We were unable to demonstrate objective evidence for these cognitive errors in our simulation. Examiners noted that participants did seem to fixate on a single diagnosis (like bronchospasm), but that it appeared to occur regardless of the cognitive trap. We did not power this study to examine each secondary outcome, but there were non-significant differences that might inform the design of future studies in this area. For example, the experimental group appeared quicker to auscultate the chest, which makes intuitive sense when bronchospasm is the primary consideration. They also took longer to respond by increasing the FiO₂ and suctioning the ETT with a flexible suction catheter. This would be an understandable reaction when managing acute bronchospasm, as opposed to a mucous plug. Despite the delayed response to suctioning down the ETT, the response time to removing the ETT was similar in both groups. This may possibly highlight the reluctance of the candidates to remove the ETT, irrespective of the clinical scenario. It appears that the experimental group marginally diagnosed bronchospasm more frequently and was less likely to entertain the correct diagnosis. However, this remains speculative in the absence of a larger study. Future studies can use our findings to perform sample size calculations for studies aimed at investigating these important questions. Understanding these errors is important in order to find strategies that minimise human error and ultimately improve patient outcomes. Overall, only 38% of the candidates performed the intervention (removing the ETT tube) that would have rectified the situation and saved the patient’s life. This included seven participants in the control group and six in the experimental group.

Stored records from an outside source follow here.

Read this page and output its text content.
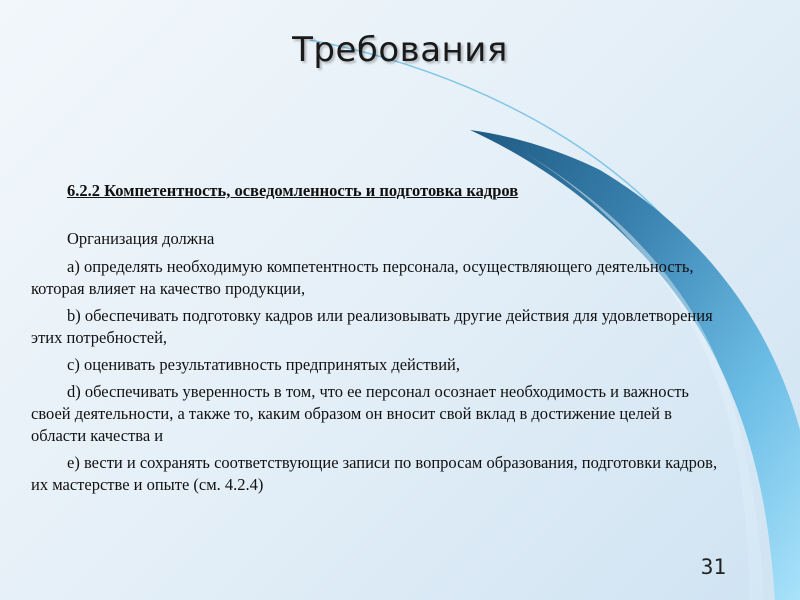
Требования

6.2.2 Компетентность, осведомленность и подготовка кадров

Организация должна

а) определять необходимую компетентность персонала, осуществляющего деятельность, которая влияет на качество продукции,

b) обеспечивать подготовку кадров или реализовывать другие действия для удовлетворения этих потребностей,

с) оценивать результативность предпринятых действий,

d) обеспечивать уверенность в том, что ее персонал осознает необходимость и важность своей деятельности, а также то, каким образом он вносит свой вклад в достижение целей в области качества и

е) вести и сохранять соответствующие записи по вопросам образования, подготовки кадров, их мастерстве и опыте (см. 4.2.4)

31
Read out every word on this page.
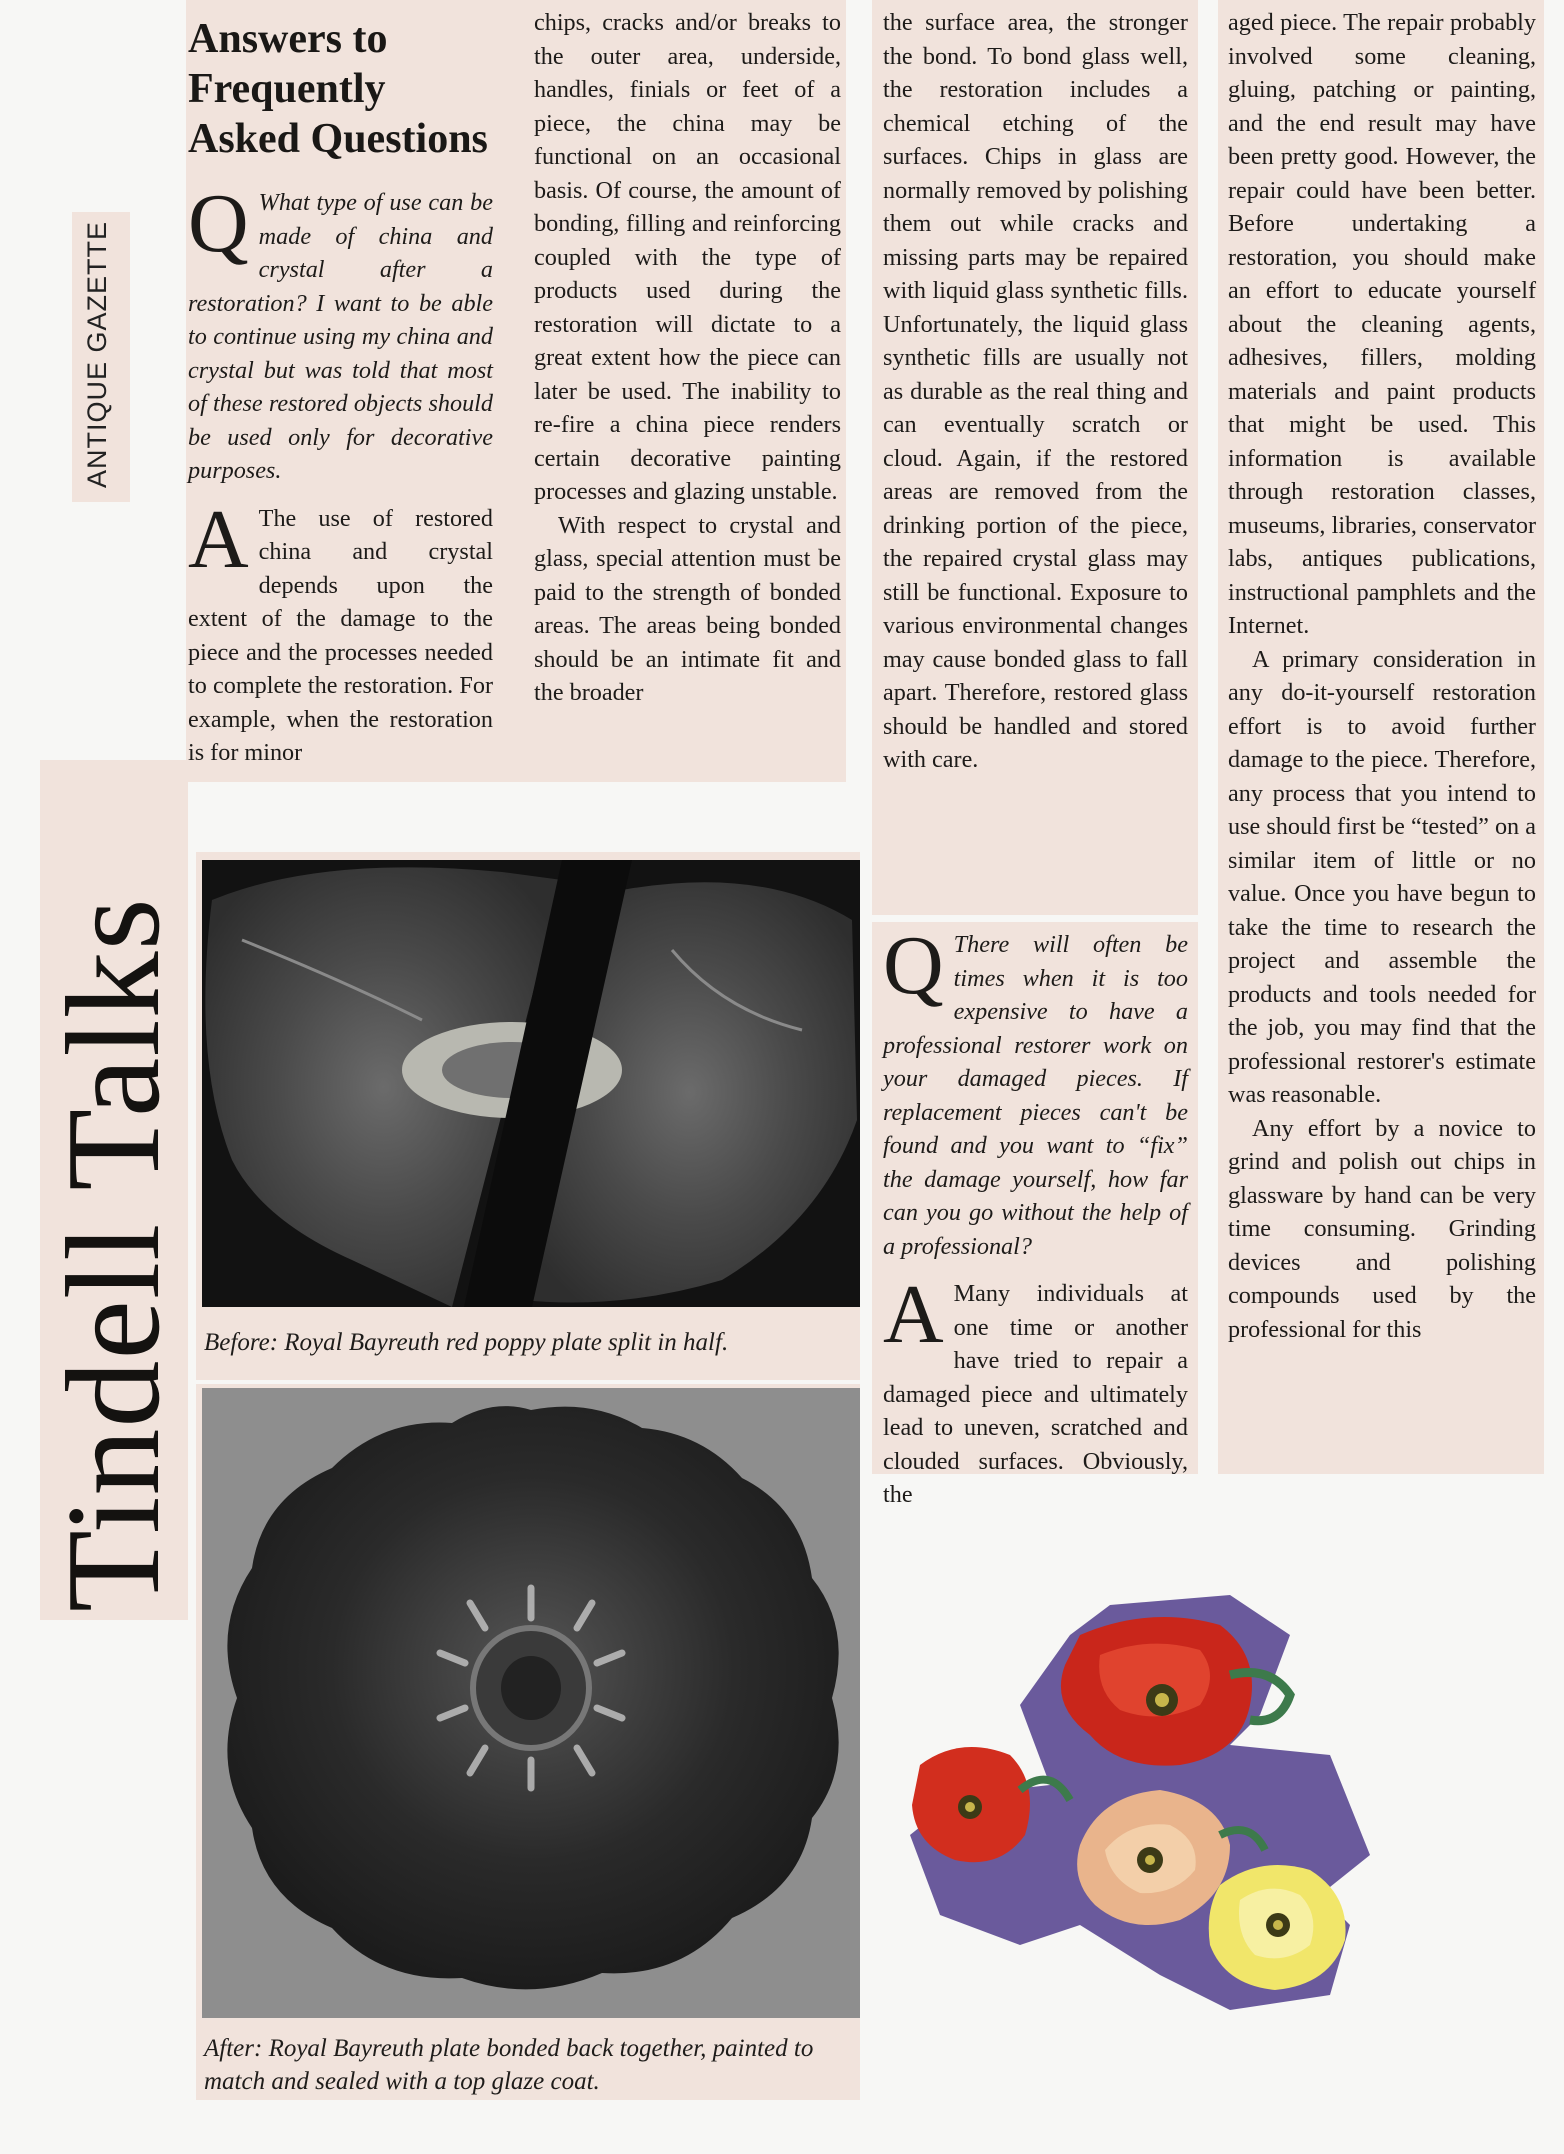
ANTIQUE GAZETTE
Tindell Talks
Answers to Frequently Asked Questions

Q What type of use can be made of china and crystal after a restoration? I want to be able to continue using my china and crystal but was told that most of these restored objects should be used only for decorative purposes.

A The use of restored china and crystal depends upon the extent of the damage to the piece and the processes needed to complete the restoration. For example, when the restoration is for minor

chips, cracks and/or breaks to the outer area, underside, handles, finials or feet of a piece, the china may be functional on an occasional basis. Of course, the amount of bonding, filling and reinforcing coupled with the type of products used during the restoration will dictate to a great extent how the piece can later be used. The inability to re-fire a china piece renders certain decorative painting processes and glazing unstable.

With respect to crystal and glass, special attention must be paid to the strength of bonded areas. The areas being bonded should be an intimate fit and the broader

the surface area, the stronger the bond. To bond glass well, the restoration includes a chemical etching of the surfaces. Chips in glass are normally removed by polishing them out while cracks and missing parts may be repaired with liquid glass synthetic fills. Unfortunately, the liquid glass synthetic fills are usually not as durable as the real thing and can eventually scratch or cloud. Again, if the restored areas are removed from the drinking portion of the piece, the repaired crystal glass may still be functional. Exposure to various environmental changes may cause bonded glass to fall apart. Therefore, restored glass should be handled and stored with care.

Q There will often be times when it is too expensive to have a professional restorer work on your damaged pieces. If replacement pieces can't be found and you want to “fix” the damage yourself, how far can you go without the help of a professional?

A Many individuals at one time or another have tried to repair a damaged piece and ultimately lead to uneven, scratched and clouded surfaces. Obviously, the

aged piece. The repair probably involved some cleaning, gluing, patching or painting, and the end result may have been pretty good. However, the repair could have been better. Before undertaking a restoration, you should make an effort to educate yourself about the cleaning agents, adhesives, fillers, molding materials and paint products that might be used. This information is available through restoration classes, museums, libraries, conservator labs, antiques publications, instructional pamphlets and the Internet.

A primary consideration in any do-it-yourself restoration effort is to avoid further damage to the piece. Therefore, any process that you intend to use should first be “tested” on a similar item of little or no value. Once you have begun to take the time to research the project and assemble the products and tools needed for the job, you may find that the professional restorer's estimate was reasonable.

Any effort by a novice to grind and polish out chips in glassware by hand can be very time consuming. Grinding devices and polishing compounds used by the professional for this

Before: Royal Bayreuth red poppy plate split in half.
After: Royal Bayreuth plate bonded back together, painted to match and sealed with a top glaze coat.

The participants rated the experience highly with regard to relevance, realism and quality. This positive experience of the simulation was ranked higher than expected by the investigator and examiners, as it was felt that some participants looked emotionally affected by the experience. This may be partly because of the lack of simulation training and experience in the Pietermaritzburg Complex and may change the way that future simulation scenarios are handled. Performing a similar study in an institution that routinely practices simulations would provide an interesting platform for comparison. During feedback, more people in the experimental group stated that they felt misled by the handover. Importantly, they were able to recognise the cognitive trap after the simulation. However, even though they held bronchospasm as an important consideration, they were able to perform in a similar manner to the control group. This recognition post simulation points to the importance and possible benefit of using similar simulations as cognitive aids to recognise our own errors in crisis situations.

Our study showed that the framing of a clinical handover did not result in a difference in time to correct diagnosis in a simulated emergency scenario. Differences in secondary outcomes between groups require investigation in larger studies. Candidates did poorly overall, with only a third of participants correctly resolving the clinical scenario. Simulation training and research provide a useful tool to evaluate cognitive errors and to provide training in scenarios where these errors may occur.